IF 2.1 Q3 ORTHOPEDICS Pub Date : 2025-08-06 eCollection Date: 2025-01-01 DOI: 10.52965/001c.142598
Sariyah R Piquion, Vindhya N Reddy, Eric Yang, Latha Ganti

Dislocations of the elbow are the second most common large joint dislocation, following shoulder dislocations. Most are closed reductions, especially posterior or posterolateral types, and do not require surgical intervention. When an elbow dislocation involves a vascular structure-usually the brachial artery-this injury becomes a rare and life-threatening emergency. Collateral circulation can maintain distal pulses, so these injuries can be underdiagnosed. Without rapid intervention, complications of limb ischemia, compartment syndrome, nerve injury, and even amputation can occur. This report describes a case of a 38-year-old female with complete transection of the brachial artery after elbow dislocation, emphasizing the importance of a thorough vascular assessment in the trauma setting. This case illustrates that a routine elbow injury can be catastrophic when there is a vascular injury. Given that the distal pulses can be maintained, an arterial injury should not be excluded based on pulse alone. Rapid surgery and a multidisciplinary approach were able to address the vascular repair and reduce the joint. This case also exemplifies the multiple complications that can occur with such injuries, including anterior interosseous nerve palsy. This case provides an example of a rare injury and treatment, which may aid in future patient care in the field of underrecognized and high-risk elbow trauma.

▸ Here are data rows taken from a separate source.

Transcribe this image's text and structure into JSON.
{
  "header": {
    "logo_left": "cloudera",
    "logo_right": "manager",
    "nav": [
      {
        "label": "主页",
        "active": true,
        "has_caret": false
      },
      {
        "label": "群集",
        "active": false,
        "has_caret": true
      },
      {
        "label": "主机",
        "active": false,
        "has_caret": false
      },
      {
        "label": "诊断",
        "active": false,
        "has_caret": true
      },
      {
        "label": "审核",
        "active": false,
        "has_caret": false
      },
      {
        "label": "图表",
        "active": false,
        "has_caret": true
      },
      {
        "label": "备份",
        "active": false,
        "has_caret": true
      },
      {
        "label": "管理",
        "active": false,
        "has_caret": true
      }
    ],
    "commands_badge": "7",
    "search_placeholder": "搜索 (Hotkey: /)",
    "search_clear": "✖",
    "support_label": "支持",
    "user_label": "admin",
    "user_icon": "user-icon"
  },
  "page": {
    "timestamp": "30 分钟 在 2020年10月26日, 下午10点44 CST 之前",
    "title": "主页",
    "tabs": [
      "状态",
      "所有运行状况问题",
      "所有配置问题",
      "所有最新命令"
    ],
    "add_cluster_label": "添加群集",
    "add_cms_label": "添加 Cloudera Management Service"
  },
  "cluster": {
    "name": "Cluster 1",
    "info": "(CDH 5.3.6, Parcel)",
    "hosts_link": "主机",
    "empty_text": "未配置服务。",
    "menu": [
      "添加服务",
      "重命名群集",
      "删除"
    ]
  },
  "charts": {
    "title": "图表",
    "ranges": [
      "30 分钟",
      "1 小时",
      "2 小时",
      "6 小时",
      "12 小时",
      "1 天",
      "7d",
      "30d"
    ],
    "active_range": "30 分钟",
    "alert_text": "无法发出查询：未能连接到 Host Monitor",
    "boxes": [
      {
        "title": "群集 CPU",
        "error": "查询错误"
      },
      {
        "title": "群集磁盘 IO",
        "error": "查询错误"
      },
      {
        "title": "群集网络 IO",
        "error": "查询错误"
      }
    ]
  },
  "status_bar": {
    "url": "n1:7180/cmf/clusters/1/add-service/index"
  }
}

肘关节脱位是仅次于肩关节脱位的第二常见的大关节脱位。大多数是闭合复位,特别是后部或后外侧类型,不需要手术干预。当肘关节脱位累及血管结构(通常是肱动脉)时,这种损伤会成为罕见的危及生命的紧急情况。侧支循环可以维持远端脉搏,因此这些损伤可能未被诊断。如果不及时干预,可能会出现肢体缺血、筋膜室综合征、神经损伤甚至截肢等并发症。本报告描述了一例38岁女性肘关节脱位后肱动脉完全横断的病例,强调了在创伤环境中进行全面血管评估的重要性。本病例说明,当发生血管损伤时,常规肘部损伤可能是灾难性的。鉴于远端脉搏可以维持,不应仅根据脉搏排除动脉损伤。快速手术和多学科方法能够解决血管修复和复位关节。该病例也体现了这种损伤可能发生的多种并发症,包括前骨间神经麻痹。本病例提供了一个罕见的损伤和治疗的例子,这可能有助于未来在未被认识和高风险肘部创伤领域的患者护理。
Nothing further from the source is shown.